This repository contains the Python code and associated files used for analyzing the conservation of homeobox genes across various non-primate species compared to Homo sapiens. The research aims to answer the question: "How similar are homeobox genes in various non-primates to those in Homo sapiens, and which species show the most significant levels of conservation?"
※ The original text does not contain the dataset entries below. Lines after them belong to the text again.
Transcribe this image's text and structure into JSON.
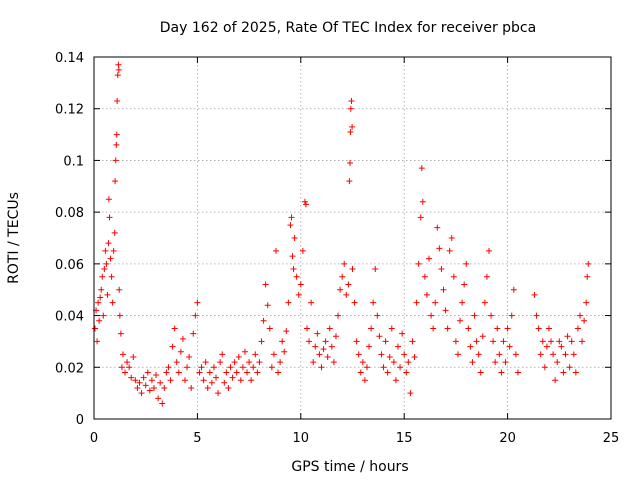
{
  "chart_data": {
    "type": "scatter",
    "title": "Day 162 of 2025, Rate Of TEC Index for receiver pbca",
    "xlabel": "GPS time / hours",
    "ylabel": "ROTI / TECUs",
    "xlim": [
      0,
      25
    ],
    "ylim": [
      0,
      0.14
    ],
    "x_ticks": [
      0,
      5,
      10,
      15,
      20,
      25
    ],
    "x_tick_labels": [
      "0",
      "5",
      "10",
      "15",
      "20",
      "25"
    ],
    "y_ticks": [
      0,
      0.02,
      0.04,
      0.06,
      0.08,
      0.1,
      0.12,
      0.14
    ],
    "y_tick_labels": [
      "0",
      "0.02",
      "0.04",
      "0.06",
      "0.08",
      "0.1",
      "0.12",
      "0.14"
    ],
    "grid": true,
    "marker": "+",
    "color": "#ff0000",
    "series": [
      {
        "points": [
          [
            0.05,
            0.035
          ],
          [
            0.1,
            0.042
          ],
          [
            0.15,
            0.03
          ],
          [
            0.2,
            0.045
          ],
          [
            0.25,
            0.038
          ],
          [
            0.3,
            0.047
          ],
          [
            0.35,
            0.05
          ],
          [
            0.4,
            0.055
          ],
          [
            0.45,
            0.04
          ],
          [
            0.5,
            0.058
          ],
          [
            0.55,
            0.065
          ],
          [
            0.6,
            0.06
          ],
          [
            0.65,
            0.048
          ],
          [
            0.7,
            0.068
          ],
          [
            0.72,
            0.085
          ],
          [
            0.75,
            0.078
          ],
          [
            0.8,
            0.062
          ],
          [
            0.85,
            0.055
          ],
          [
            0.9,
            0.045
          ],
          [
            0.95,
            0.065
          ],
          [
            1.0,
            0.072
          ],
          [
            1.02,
            0.092
          ],
          [
            1.05,
            0.1
          ],
          [
            1.08,
            0.106
          ],
          [
            1.1,
            0.11
          ],
          [
            1.12,
            0.123
          ],
          [
            1.15,
            0.133
          ],
          [
            1.18,
            0.137
          ],
          [
            1.2,
            0.135
          ],
          [
            1.22,
            0.05
          ],
          [
            1.25,
            0.04
          ],
          [
            1.3,
            0.033
          ],
          [
            1.35,
            0.02
          ],
          [
            1.4,
            0.025
          ],
          [
            1.5,
            0.018
          ],
          [
            1.6,
            0.022
          ],
          [
            1.7,
            0.02
          ],
          [
            1.8,
            0.016
          ],
          [
            1.9,
            0.024
          ],
          [
            2.0,
            0.015
          ],
          [
            2.1,
            0.012
          ],
          [
            2.2,
            0.014
          ],
          [
            2.3,
            0.01
          ],
          [
            2.4,
            0.016
          ],
          [
            2.5,
            0.013
          ],
          [
            2.6,
            0.018
          ],
          [
            2.7,
            0.011
          ],
          [
            2.8,
            0.015
          ],
          [
            2.9,
            0.012
          ],
          [
            3.0,
            0.017
          ],
          [
            3.1,
            0.008
          ],
          [
            3.2,
            0.014
          ],
          [
            3.3,
            0.006
          ],
          [
            3.4,
            0.012
          ],
          [
            3.5,
            0.018
          ],
          [
            3.6,
            0.02
          ],
          [
            3.7,
            0.015
          ],
          [
            3.8,
            0.028
          ],
          [
            3.9,
            0.035
          ],
          [
            4.0,
            0.022
          ],
          [
            4.1,
            0.018
          ],
          [
            4.2,
            0.026
          ],
          [
            4.3,
            0.031
          ],
          [
            4.4,
            0.015
          ],
          [
            4.5,
            0.02
          ],
          [
            4.6,
            0.024
          ],
          [
            4.7,
            0.012
          ],
          [
            4.8,
            0.033
          ],
          [
            4.9,
            0.04
          ],
          [
            5.0,
            0.045
          ],
          [
            5.1,
            0.018
          ],
          [
            5.2,
            0.02
          ],
          [
            5.3,
            0.015
          ],
          [
            5.4,
            0.022
          ],
          [
            5.5,
            0.012
          ],
          [
            5.6,
            0.018
          ],
          [
            5.7,
            0.014
          ],
          [
            5.8,
            0.02
          ],
          [
            5.9,
            0.016
          ],
          [
            6.0,
            0.01
          ],
          [
            6.1,
            0.022
          ],
          [
            6.2,
            0.025
          ],
          [
            6.3,
            0.014
          ],
          [
            6.4,
            0.018
          ],
          [
            6.5,
            0.012
          ],
          [
            6.6,
            0.02
          ],
          [
            6.7,
            0.016
          ],
          [
            6.8,
            0.022
          ],
          [
            6.9,
            0.018
          ],
          [
            7.0,
            0.024
          ],
          [
            7.1,
            0.015
          ],
          [
            7.2,
            0.02
          ],
          [
            7.3,
            0.026
          ],
          [
            7.4,
            0.018
          ],
          [
            7.5,
            0.022
          ],
          [
            7.6,
            0.015
          ],
          [
            7.7,
            0.02
          ],
          [
            7.8,
            0.025
          ],
          [
            7.9,
            0.018
          ],
          [
            8.0,
            0.022
          ],
          [
            8.1,
            0.03
          ],
          [
            8.2,
            0.038
          ],
          [
            8.3,
            0.052
          ],
          [
            8.4,
            0.044
          ],
          [
            8.5,
            0.035
          ],
          [
            8.6,
            0.02
          ],
          [
            8.7,
            0.025
          ],
          [
            8.8,
            0.065
          ],
          [
            8.9,
            0.018
          ],
          [
            9.0,
            0.022
          ],
          [
            9.1,
            0.03
          ],
          [
            9.2,
            0.026
          ],
          [
            9.3,
            0.034
          ],
          [
            9.4,
            0.045
          ],
          [
            9.5,
            0.075
          ],
          [
            9.55,
            0.078
          ],
          [
            9.6,
            0.063
          ],
          [
            9.65,
            0.058
          ],
          [
            9.7,
            0.07
          ],
          [
            9.8,
            0.055
          ],
          [
            9.9,
            0.048
          ],
          [
            10.0,
            0.052
          ],
          [
            10.1,
            0.065
          ],
          [
            10.2,
            0.084
          ],
          [
            10.25,
            0.083
          ],
          [
            10.3,
            0.035
          ],
          [
            10.4,
            0.03
          ],
          [
            10.5,
            0.045
          ],
          [
            10.6,
            0.022
          ],
          [
            10.7,
            0.028
          ],
          [
            10.8,
            0.033
          ],
          [
            10.9,
            0.025
          ],
          [
            11.0,
            0.02
          ],
          [
            11.1,
            0.027
          ],
          [
            11.2,
            0.03
          ],
          [
            11.3,
            0.024
          ],
          [
            11.4,
            0.035
          ],
          [
            11.5,
            0.028
          ],
          [
            11.6,
            0.022
          ],
          [
            11.7,
            0.032
          ],
          [
            11.8,
            0.04
          ],
          [
            11.9,
            0.05
          ],
          [
            12.0,
            0.055
          ],
          [
            12.1,
            0.06
          ],
          [
            12.2,
            0.048
          ],
          [
            12.3,
            0.052
          ],
          [
            12.35,
            0.092
          ],
          [
            12.38,
            0.099
          ],
          [
            12.4,
            0.111
          ],
          [
            12.42,
            0.12
          ],
          [
            12.45,
            0.123
          ],
          [
            12.48,
            0.113
          ],
          [
            12.5,
            0.058
          ],
          [
            12.6,
            0.045
          ],
          [
            12.7,
            0.03
          ],
          [
            12.8,
            0.025
          ],
          [
            12.9,
            0.018
          ],
          [
            13.0,
            0.022
          ],
          [
            13.1,
            0.015
          ],
          [
            13.2,
            0.02
          ],
          [
            13.3,
            0.028
          ],
          [
            13.4,
            0.035
          ],
          [
            13.5,
            0.045
          ],
          [
            13.6,
            0.058
          ],
          [
            13.7,
            0.04
          ],
          [
            13.8,
            0.032
          ],
          [
            13.9,
            0.025
          ],
          [
            14.0,
            0.02
          ],
          [
            14.1,
            0.03
          ],
          [
            14.2,
            0.018
          ],
          [
            14.3,
            0.024
          ],
          [
            14.4,
            0.035
          ],
          [
            14.5,
            0.022
          ],
          [
            14.6,
            0.015
          ],
          [
            14.7,
            0.028
          ],
          [
            14.8,
            0.02
          ],
          [
            14.9,
            0.033
          ],
          [
            15.0,
            0.025
          ],
          [
            15.1,
            0.018
          ],
          [
            15.2,
            0.022
          ],
          [
            15.3,
            0.01
          ],
          [
            15.4,
            0.03
          ],
          [
            15.5,
            0.024
          ],
          [
            15.6,
            0.045
          ],
          [
            15.7,
            0.06
          ],
          [
            15.8,
            0.078
          ],
          [
            15.85,
            0.097
          ],
          [
            15.9,
            0.084
          ],
          [
            16.0,
            0.055
          ],
          [
            16.1,
            0.048
          ],
          [
            16.2,
            0.062
          ],
          [
            16.3,
            0.04
          ],
          [
            16.4,
            0.035
          ],
          [
            16.5,
            0.045
          ],
          [
            16.6,
            0.074
          ],
          [
            16.7,
            0.066
          ],
          [
            16.8,
            0.058
          ],
          [
            16.9,
            0.05
          ],
          [
            17.0,
            0.042
          ],
          [
            17.1,
            0.035
          ],
          [
            17.2,
            0.065
          ],
          [
            17.3,
            0.07
          ],
          [
            17.4,
            0.055
          ],
          [
            17.5,
            0.03
          ],
          [
            17.6,
            0.025
          ],
          [
            17.7,
            0.038
          ],
          [
            17.8,
            0.045
          ],
          [
            17.9,
            0.052
          ],
          [
            18.0,
            0.06
          ],
          [
            18.1,
            0.035
          ],
          [
            18.2,
            0.028
          ],
          [
            18.3,
            0.022
          ],
          [
            18.4,
            0.04
          ],
          [
            18.5,
            0.03
          ],
          [
            18.6,
            0.025
          ],
          [
            18.7,
            0.018
          ],
          [
            18.8,
            0.032
          ],
          [
            18.9,
            0.045
          ],
          [
            19.0,
            0.055
          ],
          [
            19.1,
            0.065
          ],
          [
            19.2,
            0.04
          ],
          [
            19.3,
            0.03
          ],
          [
            19.4,
            0.022
          ],
          [
            19.5,
            0.035
          ],
          [
            19.6,
            0.025
          ],
          [
            19.7,
            0.018
          ],
          [
            19.8,
            0.03
          ],
          [
            19.9,
            0.022
          ],
          [
            20.0,
            0.035
          ],
          [
            20.1,
            0.028
          ],
          [
            20.2,
            0.04
          ],
          [
            20.3,
            0.05
          ],
          [
            20.4,
            0.025
          ],
          [
            20.5,
            0.018
          ],
          [
            21.3,
            0.048
          ],
          [
            21.4,
            0.04
          ],
          [
            21.5,
            0.035
          ],
          [
            21.6,
            0.025
          ],
          [
            21.7,
            0.03
          ],
          [
            21.8,
            0.02
          ],
          [
            21.9,
            0.028
          ],
          [
            22.0,
            0.035
          ],
          [
            22.1,
            0.03
          ],
          [
            22.2,
            0.025
          ],
          [
            22.3,
            0.015
          ],
          [
            22.4,
            0.022
          ],
          [
            22.5,
            0.03
          ],
          [
            22.6,
            0.028
          ],
          [
            22.7,
            0.018
          ],
          [
            22.8,
            0.025
          ],
          [
            22.9,
            0.032
          ],
          [
            23.0,
            0.02
          ],
          [
            23.1,
            0.03
          ],
          [
            23.2,
            0.025
          ],
          [
            23.3,
            0.018
          ],
          [
            23.4,
            0.035
          ],
          [
            23.5,
            0.04
          ],
          [
            23.6,
            0.03
          ],
          [
            23.7,
            0.038
          ],
          [
            23.8,
            0.045
          ],
          [
            23.85,
            0.055
          ],
          [
            23.9,
            0.06
          ]
        ]
      }
    ]
  }
}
- Sequence alignment done via Biopython pairwise aligner
- Percent identity calculation
- Data extraction from the Ensembl database
- CSV output containing percent identity scores for each gene
- CSV output for each Homeobox gene class
- Sequences prealigned for Homeobox genes coding sequences (Pseudogenes not included)
- Python 3.9
- Biopython
- pandas
- NumPy
- Using console clone the repository
git clone https://github.com/LauriSarap/GeneComparisonTool.git
- Navigate to the repository folder
cd GeneComparisonTool
- Install the required Python packages
pip install biopython
pip install pandas
- Run the main python script
cd src
python main.py
main.py
: The main Python script for running the analysis.src/data/
: Folder containing the raw FASTA files and where .csv files are createdsrc/cache/
: Folder where alignments are cached
- The code is tailored to work with pre-computed potential orthologous genes from the Ensembl database.
- The current scoring system for sequence alignment is basic, giving a score of +1 for a match and 0 for a mismatch.
This research was conducted using data from reputable sources, such as the HUGO Gene Nomenclature Committee (HGNC) and Ensembl databases.
This project is licensed under the MIT License - see the LICENSE.md file for details.